Уилер представил Фарадея своей стеснительной толстой жене. Она была одета в бирюзового цвета вельветовую блузу и длинную разноцветную юбку, затянутую серебряным ремнем. Потом Уилер повел его в свою дальнюю комнату, где гордо показал коллекцию керамики, которая насчитывала сотни веков. Фарадей взял в руки кувшин, которому, по словам Уилера, было пятьсот лет. Врач тут же нарисовал в своем воображении руки человека, который формировал и разрисовывал кувшин. Интересно, как выглядел тот ремесленник, о чем он думал, когда творил, был ли он женат, имел ли детей?

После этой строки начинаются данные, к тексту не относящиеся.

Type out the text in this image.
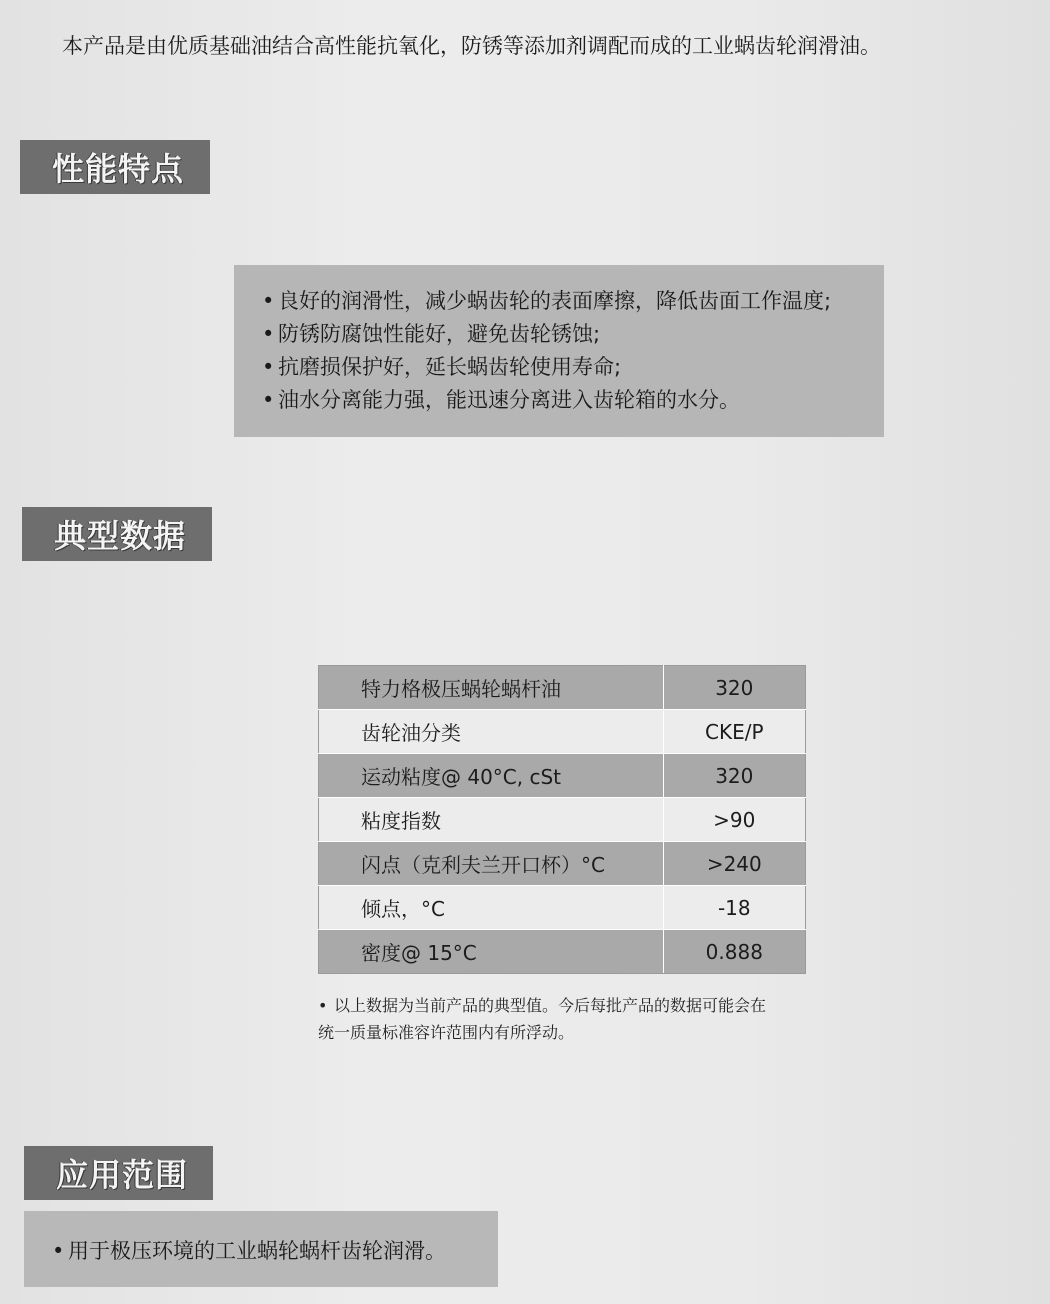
本产品是由优质基础油结合高性能抗氧化，防锈等添加剂调配而成的工业蜗齿轮润滑油。
性能特点
• 良好的润滑性，减少蜗齿轮的表面摩擦，降低齿面工作温度;
• 防锈防腐蚀性能好，避免齿轮锈蚀;
• 抗磨损保护好，延长蜗齿轮使用寿命;
• 油水分离能力强，能迅速分离进入齿轮箱的水分。
典型数据
特力格极压蜗轮蜗杆油	320
齿轮油分类	CKE/P
运动粘度@ 40°C, cSt	320
粘度指数	>90
闪点（克利夫兰开口杯）°C	>240
倾点，°C	-18
密度@ 15°C	0.888
• 以上数据为当前产品的典型值。今后每批产品的数据可能会在
统一质量标准容许范围内有所浮动。
应用范围
• 用于极压环境的工业蜗轮蜗杆齿轮润滑。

Фарадей поделился своими мыслями. Уилер ему возразил:

— Мы полагаем, что именно женщины занимались гончарным ремеслом.

Посетив факторию, Фарадей очень много интересного узнал об индейцах. Как всегда, на переднем крыльце сидел завернутый в одеяло навахский старик и мирно покуривал трубку. Уилер объяснил, что у этого человека парализованы ноги, случилось это во время одного из последних сражений с белыми солдатами. Теперь каждое утро его нужно приносить сюда из хогана и каждый вечер относить обратно.

— Бедняга, — пожалел Фарадей.

— Почему вы так говорите? — спросил Уилер.

— Ужасно быть паралитиком!

— Старик Бен смотрит на это иначе. Он считает себя счастливым человеком.

— Разве может парализованный быть счастливым?

— Спросите его сами, и он вам скажет, что чувствует себя парализованным, когда ему нужно пойти куда-нибудь.

Фарадей сопровождал Джона Уилера повсюду и был поражен условиями, в которых жили индейцы и которые, когда он прибыл сюда, представлялись ему совершенно иными. Бедность угнетала его.

— Там, на востоке, — иронизировал мистер Уилер, — в Нью-Йорке и Филадельфии — народ хороший. Они беспокоятся о своих краснокожих братьях. Складывают в коробки одежду и присылают ее на запад, чтобы бедным индейцам было что носить. Вы знаете, что эти идиоты присылают сюда? Поношенные вечерние платья и смокинги.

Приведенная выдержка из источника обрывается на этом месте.